Asperger’s Syndrome is often labeled as high functioning autism which to some extent dismissing the significant characteristics of the condition. Asperger’s Syndrome was included in the American Psychiatric Association’s Diagnostic and Statistical Manual of Mental Disorders in 1994 separate from the autism however by 2013, the body decided to redefine autism, Asperger’s syndrome and other developmental disorder to an umbrella diagnosis, autism spectrum disorder. The redefinition made a collection of accurate data about Asperger’s Syndrome complicated since conditions are at times diagnosed autism, autism spectrum or as Asperger’s Syndrome. Diagnosis of the condition is not easy since there is no standardized screening. As read also from BabyCenter, the condition is usually diagnosed during childhood, but there are some instances where adults are diagnosed with Asperger’s Syndrome. Most of the time, these adults seek medical treatment for other issues such as depression and obsessive-compulsive disorder. Unlike autism, children with Asperger’s syndrome don’t have developmental delays and hardships which is why it’s coined as high-functioning autism. Interestingly, children with Asperger’s have high IQ and can learn new things without any difficulty. The condition affects the child’s social skills, communication abilities and behavior range.

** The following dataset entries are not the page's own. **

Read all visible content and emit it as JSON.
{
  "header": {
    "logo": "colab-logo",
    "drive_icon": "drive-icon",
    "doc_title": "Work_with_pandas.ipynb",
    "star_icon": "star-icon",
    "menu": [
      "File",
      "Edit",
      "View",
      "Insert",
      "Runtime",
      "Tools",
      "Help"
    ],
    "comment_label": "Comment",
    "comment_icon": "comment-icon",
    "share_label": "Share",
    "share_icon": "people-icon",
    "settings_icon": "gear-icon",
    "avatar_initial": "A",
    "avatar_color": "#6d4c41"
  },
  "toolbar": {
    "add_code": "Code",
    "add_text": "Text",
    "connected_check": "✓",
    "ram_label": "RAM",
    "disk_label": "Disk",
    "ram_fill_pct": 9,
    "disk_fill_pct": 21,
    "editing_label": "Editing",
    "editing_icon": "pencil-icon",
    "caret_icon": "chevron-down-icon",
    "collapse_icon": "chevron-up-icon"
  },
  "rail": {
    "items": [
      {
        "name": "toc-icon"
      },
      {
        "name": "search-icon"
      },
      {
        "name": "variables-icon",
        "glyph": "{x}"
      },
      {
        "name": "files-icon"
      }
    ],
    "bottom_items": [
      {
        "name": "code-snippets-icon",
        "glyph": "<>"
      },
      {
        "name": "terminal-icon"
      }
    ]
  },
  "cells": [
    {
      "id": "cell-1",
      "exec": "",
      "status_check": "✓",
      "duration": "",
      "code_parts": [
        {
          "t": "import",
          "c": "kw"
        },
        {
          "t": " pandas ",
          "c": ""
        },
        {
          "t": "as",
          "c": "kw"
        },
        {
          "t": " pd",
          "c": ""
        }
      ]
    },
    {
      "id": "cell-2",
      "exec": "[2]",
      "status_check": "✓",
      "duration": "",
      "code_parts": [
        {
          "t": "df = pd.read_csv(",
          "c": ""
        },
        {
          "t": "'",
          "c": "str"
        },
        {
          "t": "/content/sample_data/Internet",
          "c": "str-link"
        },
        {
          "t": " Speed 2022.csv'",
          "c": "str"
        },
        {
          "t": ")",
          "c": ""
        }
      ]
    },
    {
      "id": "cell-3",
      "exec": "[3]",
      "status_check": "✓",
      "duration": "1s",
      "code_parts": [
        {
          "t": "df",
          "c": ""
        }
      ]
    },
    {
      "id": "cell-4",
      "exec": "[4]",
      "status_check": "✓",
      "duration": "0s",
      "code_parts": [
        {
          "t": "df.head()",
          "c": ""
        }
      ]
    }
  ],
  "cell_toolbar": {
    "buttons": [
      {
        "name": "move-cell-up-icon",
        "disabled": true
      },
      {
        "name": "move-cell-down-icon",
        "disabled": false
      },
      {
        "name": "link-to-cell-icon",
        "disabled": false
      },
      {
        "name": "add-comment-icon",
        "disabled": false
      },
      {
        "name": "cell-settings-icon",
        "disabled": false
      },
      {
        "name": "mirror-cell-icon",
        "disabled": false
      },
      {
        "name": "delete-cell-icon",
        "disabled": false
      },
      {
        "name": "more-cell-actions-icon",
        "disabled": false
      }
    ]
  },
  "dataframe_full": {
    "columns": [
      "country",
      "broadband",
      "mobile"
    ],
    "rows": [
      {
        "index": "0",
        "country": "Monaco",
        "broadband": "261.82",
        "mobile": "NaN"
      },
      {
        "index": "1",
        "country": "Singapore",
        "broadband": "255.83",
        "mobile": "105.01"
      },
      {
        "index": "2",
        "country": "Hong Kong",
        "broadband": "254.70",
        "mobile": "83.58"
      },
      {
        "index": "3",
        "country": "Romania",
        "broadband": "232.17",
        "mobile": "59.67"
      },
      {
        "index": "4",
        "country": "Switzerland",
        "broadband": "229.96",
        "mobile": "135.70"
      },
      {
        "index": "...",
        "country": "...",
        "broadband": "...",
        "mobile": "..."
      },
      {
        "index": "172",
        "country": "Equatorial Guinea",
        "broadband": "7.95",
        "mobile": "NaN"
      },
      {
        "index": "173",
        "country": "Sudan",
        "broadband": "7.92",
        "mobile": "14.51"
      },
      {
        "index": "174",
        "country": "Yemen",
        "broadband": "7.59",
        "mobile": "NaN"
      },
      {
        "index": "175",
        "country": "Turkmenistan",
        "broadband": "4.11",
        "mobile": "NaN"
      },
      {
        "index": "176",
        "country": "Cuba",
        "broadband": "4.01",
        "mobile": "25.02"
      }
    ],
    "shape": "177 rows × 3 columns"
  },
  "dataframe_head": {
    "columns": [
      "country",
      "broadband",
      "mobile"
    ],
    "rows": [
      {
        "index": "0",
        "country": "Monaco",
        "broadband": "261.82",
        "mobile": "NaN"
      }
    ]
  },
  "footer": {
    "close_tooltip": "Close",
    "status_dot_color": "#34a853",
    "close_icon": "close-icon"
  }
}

“People with ASD are at increased risk for depression, anxiety, obsessive-compulsive disorder (OCD), or attention deficit hyperactivity disorder (ADHD).” –Eva A. Mendes LMHC
Experts recommended these parenting tips to help your child in the long run (more details available at Parents.com).
Develop practical social skills
Children with this condition have problems with social interaction because of their inability to understand subtle body language and tone of voice. Thus, they would miscalculate and misread specific situation appearing to be awkward and socially inappropriate. Parents should teach their children on how to identify social cues and body language. Moreover, they might need practice with regards to appropriate social distance and eye contact. As Marlene Driscoll, MA, LMFT explains, “More recently there has been a greater emphasis upon social skills awareness and skills to independently navigate the social world. This change is in response to the widening of the diagnostic criteria, allowing for the identification of a greater number of individuals with social skill and social understanding impairments.”
Teach them problem-solving skills
To enhance the child’s problem-solving skills give them scenarios and help them identify what’s wrong in different situations. Through this method, they will learn about cause and effect and power of actions. Parents should also bear in mind that there are different ways to solve a problem and children with Asperger’s need to practice it as often as possible. Incorporate these problem-solving skills exercises in daily life activities.
Work on their self-awareness
To manage emotions effectively a good grasp of self- awareness is necessary. Help your child in developing different strategies for coping. It is best to start with identifying feelings in the unusual situation. Lastly, make sure that your child knows how to manage anxiety and stress to halt a possible meltdown.
Develop a routine for your child
“The autism diagnosis itself is often traumatic for parents. It can be a grueling process that may take up to a year or more, with multiple visits to several different professionals.” Janeen Herskovitz, MA, LMHC said. Similar to autism, children with Asperger’s Syndrome thrive on predictability, structure, and routine. Structure a method will remain constant and unchanged day by day. Always ask the input of the child so that they feel it is their schedule and not something imposed on them. Take into consideration downtimes and transition activities.